Ruch. Generalnie bardzo waż ne jest wypoż yczenie samochodu i przejazd, ale do przystanku jest też.10-15 minut spacerkiem : ) jeż dż ą bardzo czę sto. Nr 615 do jednego koń ca do portu, a z drugiego do jednej ze sł ynnych zatok. Nawiasem mó wią c, jazda jest po prawej stronie. Dlatego autobus jest lepszy : )
Pokoje. Domek hotelowy. Każ dy pokó j posiada aneks kuchenny z wł asnymi talerzami, widelcami, ł yż kami, garnkami, kuchenką , lodó wką . Zapraszam do wyjś cia, tam nie zgł odniejecie : ) Jest podział . Balkon ze stoł em i krzesł ami. Do najbliż szych sklepó w z towarami, jak na przystanek autobusowy 10-15 minut. A do duż ego i taniego supermarketu Lidl trzeba dojechać autobusem…. w zasadzie moż na chodzić , ale spacerkiem 30-40 minut w upale… nie najlepszy wybó r, ale szykowny w autobusie. Ł azienka, WC, umywalka. Woda pł ynie normalnie o każ dej porze dnia i, nawiasem mó wią c, nie jest taka sama jak w Egipcie. Jest czysta i dobra, czysta. Suszarka do wł osó w, sejf, adapter euro za kaucją . tych. zostawiasz 5 euro, uż ywasz, a nastę pnie zwracasz 5 euro)

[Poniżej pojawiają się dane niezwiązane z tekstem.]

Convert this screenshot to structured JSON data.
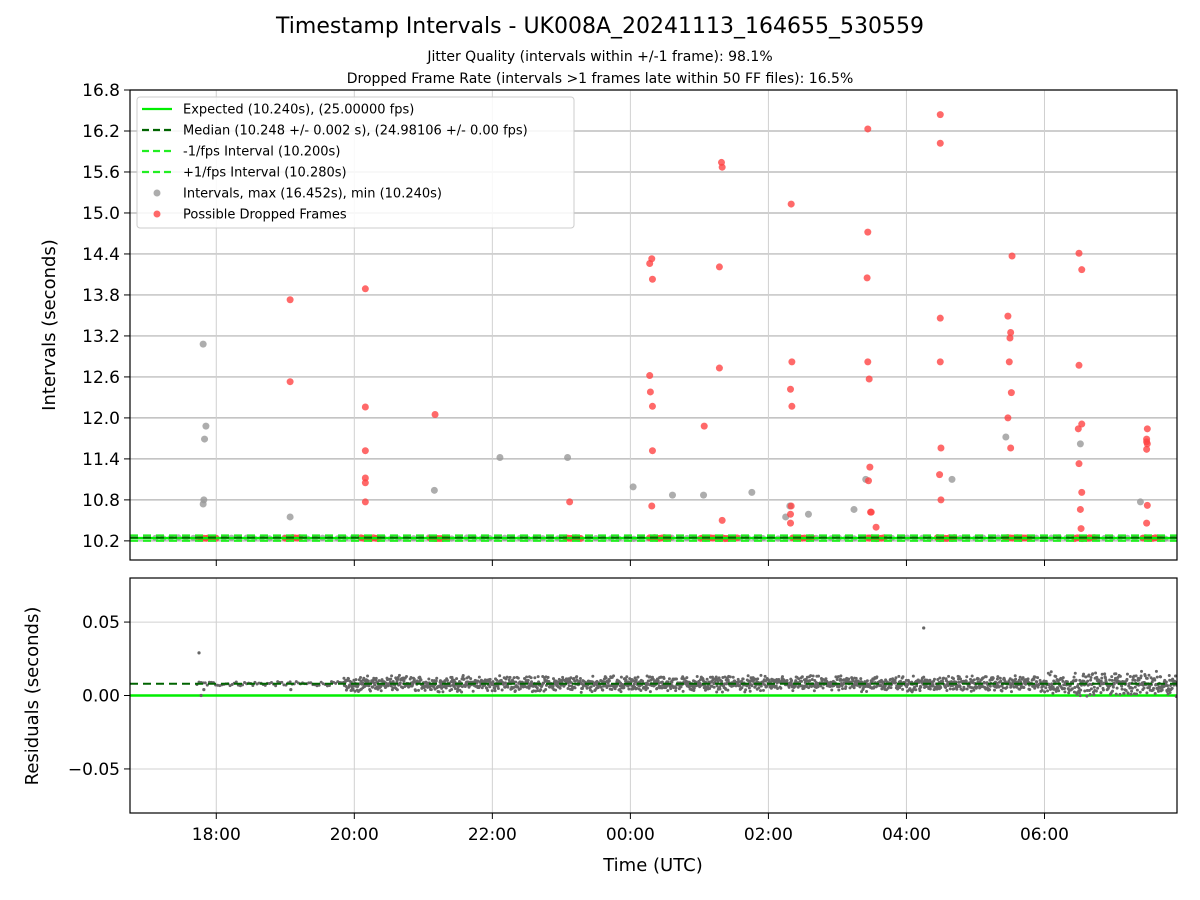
{
  "title": "Timestamp Intervals - UK008A_20241113_164655_530559",
  "subtitle_jitter": "Jitter Quality (intervals within +/-1 frame): 98.1%",
  "subtitle_dropped": "Dropped Frame Rate (intervals >1 frames late within 50 FF files): 16.5%",
  "colors": {
    "expected": "#00ee00",
    "median": "#006400",
    "fps_bounds": "#22ee22",
    "intervals": "#999999",
    "dropped": "#ff4444",
    "residuals": "#666666"
  },
  "chart_data": [
    {
      "type": "scatter",
      "name": "intervals",
      "ylabel": "Intervals (seconds)",
      "xlabel": "",
      "x_unit": "hours since 16:00 UTC",
      "xlim": [
        0.75,
        15.92
      ],
      "ylim": [
        9.92,
        16.8
      ],
      "y_ticks": [
        10.2,
        10.8,
        11.4,
        12.0,
        12.6,
        13.2,
        13.8,
        14.4,
        15.0,
        15.6,
        16.2,
        16.8
      ],
      "y_tick_labels": [
        "10.2",
        "10.8",
        "11.4",
        "12.0",
        "12.6",
        "13.2",
        "13.8",
        "14.4",
        "15.0",
        "15.6",
        "16.2",
        "16.8"
      ],
      "x_ticks": [
        2,
        4,
        6,
        8,
        10,
        12,
        14
      ],
      "grid": true,
      "legend_position": "top-left",
      "legend": [
        {
          "label": "Expected (10.240s), (25.00000 fps)",
          "style": "solid",
          "color": "#00ee00"
        },
        {
          "label": "Median (10.248 +/- 0.002 s), (24.98106 +/- 0.00 fps)",
          "style": "dashed",
          "color": "#006400"
        },
        {
          "label": "-1/fps Interval (10.200s)",
          "style": "dashed",
          "color": "#22ee22"
        },
        {
          "label": "+1/fps Interval (10.280s)",
          "style": "dashed",
          "color": "#22ee22"
        },
        {
          "label": "Intervals, max (16.452s), min (10.240s)",
          "style": "marker",
          "color": "#999999"
        },
        {
          "label": "Possible Dropped Frames",
          "style": "marker",
          "color": "#ff4444"
        }
      ],
      "lines": {
        "expected": 10.24,
        "median": 10.248,
        "minus_fps": 10.2,
        "plus_fps": 10.28
      },
      "series": [
        {
          "role": "intervals",
          "points": [
            [
              1.81,
              13.08
            ],
            [
              1.85,
              11.88
            ],
            [
              1.83,
              11.69
            ],
            [
              1.82,
              10.8
            ],
            [
              1.81,
              10.74
            ],
            [
              3.07,
              10.55
            ],
            [
              5.16,
              10.94
            ],
            [
              6.11,
              11.42
            ],
            [
              7.09,
              11.42
            ],
            [
              8.04,
              10.99
            ],
            [
              8.61,
              10.87
            ],
            [
              9.06,
              10.87
            ],
            [
              9.76,
              10.91
            ],
            [
              10.25,
              10.55
            ],
            [
              10.31,
              10.71
            ],
            [
              10.58,
              10.59
            ],
            [
              11.24,
              10.66
            ],
            [
              11.41,
              11.1
            ],
            [
              12.66,
              11.1
            ],
            [
              13.44,
              11.72
            ],
            [
              14.52,
              11.62
            ],
            [
              15.39,
              10.77
            ]
          ]
        },
        {
          "role": "dropped",
          "points": [
            [
              3.07,
              13.73
            ],
            [
              3.07,
              12.53
            ],
            [
              4.16,
              13.89
            ],
            [
              4.16,
              12.16
            ],
            [
              4.16,
              11.52
            ],
            [
              4.16,
              11.12
            ],
            [
              4.16,
              11.05
            ],
            [
              4.16,
              10.77
            ],
            [
              5.17,
              12.05
            ],
            [
              7.12,
              10.77
            ],
            [
              8.28,
              14.26
            ],
            [
              8.31,
              14.33
            ],
            [
              8.32,
              14.03
            ],
            [
              8.28,
              12.62
            ],
            [
              8.29,
              12.38
            ],
            [
              8.32,
              12.17
            ],
            [
              8.32,
              11.52
            ],
            [
              8.31,
              10.71
            ],
            [
              9.07,
              11.88
            ],
            [
              9.32,
              15.74
            ],
            [
              9.33,
              15.67
            ],
            [
              9.29,
              14.21
            ],
            [
              9.29,
              12.73
            ],
            [
              9.33,
              10.5
            ],
            [
              10.33,
              15.13
            ],
            [
              10.34,
              12.82
            ],
            [
              10.32,
              12.42
            ],
            [
              10.34,
              12.17
            ],
            [
              10.33,
              10.71
            ],
            [
              10.32,
              10.59
            ],
            [
              10.32,
              10.46
            ],
            [
              11.44,
              16.23
            ],
            [
              11.44,
              14.72
            ],
            [
              11.43,
              14.05
            ],
            [
              11.44,
              12.82
            ],
            [
              11.46,
              12.57
            ],
            [
              11.47,
              11.28
            ],
            [
              11.45,
              11.08
            ],
            [
              11.48,
              10.62
            ],
            [
              11.49,
              10.62
            ],
            [
              11.56,
              10.4
            ],
            [
              12.49,
              16.44
            ],
            [
              12.49,
              16.02
            ],
            [
              12.49,
              13.46
            ],
            [
              12.49,
              12.82
            ],
            [
              12.5,
              11.56
            ],
            [
              12.48,
              11.17
            ],
            [
              12.5,
              10.8
            ],
            [
              13.47,
              13.49
            ],
            [
              13.51,
              13.25
            ],
            [
              13.5,
              13.17
            ],
            [
              13.49,
              12.82
            ],
            [
              13.52,
              12.37
            ],
            [
              13.47,
              12.0
            ],
            [
              13.51,
              11.56
            ],
            [
              13.53,
              14.37
            ],
            [
              14.5,
              14.41
            ],
            [
              14.54,
              14.17
            ],
            [
              14.5,
              12.77
            ],
            [
              14.49,
              11.84
            ],
            [
              14.54,
              11.91
            ],
            [
              14.5,
              11.33
            ],
            [
              14.54,
              10.91
            ],
            [
              14.52,
              10.66
            ],
            [
              14.53,
              10.38
            ],
            [
              15.49,
              11.84
            ],
            [
              15.48,
              11.69
            ],
            [
              15.48,
              11.65
            ],
            [
              15.49,
              11.62
            ],
            [
              15.48,
              11.54
            ],
            [
              15.49,
              10.72
            ],
            [
              15.48,
              10.46
            ]
          ]
        },
        {
          "role": "dropped_baseline_clusters",
          "ranges": [
            [
              1.75,
              2.02
            ],
            [
              3.0,
              3.22
            ],
            [
              4.1,
              4.35
            ],
            [
              5.1,
              5.35
            ],
            [
              7.07,
              7.3
            ],
            [
              8.28,
              8.58
            ],
            [
              9.02,
              9.3
            ],
            [
              9.3,
              9.58
            ],
            [
              10.35,
              10.66
            ],
            [
              11.43,
              11.7
            ],
            [
              12.45,
              12.72
            ],
            [
              13.43,
              13.8
            ],
            [
              14.44,
              14.75
            ],
            [
              15.43,
              15.68
            ]
          ]
        }
      ]
    },
    {
      "type": "scatter",
      "name": "residuals",
      "ylabel": "Residuals (seconds)",
      "xlabel": "Time (UTC)",
      "x_unit": "hours since 16:00 UTC",
      "xlim": [
        0.75,
        15.92
      ],
      "ylim": [
        -0.08,
        0.08
      ],
      "y_ticks": [
        -0.05,
        0.0,
        0.05
      ],
      "y_tick_labels": [
        "−0.05",
        "0.00",
        "0.05"
      ],
      "x_ticks": [
        2,
        4,
        6,
        8,
        10,
        12,
        14
      ],
      "x_tick_labels": [
        "18:00",
        "20:00",
        "22:00",
        "00:00",
        "02:00",
        "04:00",
        "06:00"
      ],
      "grid": true,
      "lines": {
        "zero": 0.0,
        "median_offset": 0.008
      },
      "series": [
        {
          "role": "residuals",
          "outliers": [
            [
              1.75,
              0.029
            ],
            [
              12.25,
              0.046
            ],
            [
              1.78,
              0.0
            ],
            [
              1.82,
              0.004
            ],
            [
              3.08,
              0.004
            ]
          ],
          "band_sparse": {
            "range": [
              1.72,
              3.85
            ],
            "center": 0.008,
            "spread": 0.0015
          },
          "band_dense": {
            "range": [
              3.85,
              15.92
            ],
            "center": 0.008,
            "spread": 0.006,
            "tail_start": 14.0,
            "tail_spread": 0.009
          }
        }
      ]
    }
  ]
}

Rozrywka. Có ż , nie radził bym mł odym ludziom. Wybierz się tam na relaksują ce wakacje dla ciał a i duszy.
Ogó lnie rzecz biorą c, w hotelu prawie nie spotkasz Rosjan.
Moja ocena to 5, „-” za to, ż e animacja nie jest przepię kna, jest ciekawa, ale dla nas, Rosjan, spragnionych zastrzyku adrenaliny, nie cią gnie.
PS był bardzo zadowolony. Bardzo bardzo.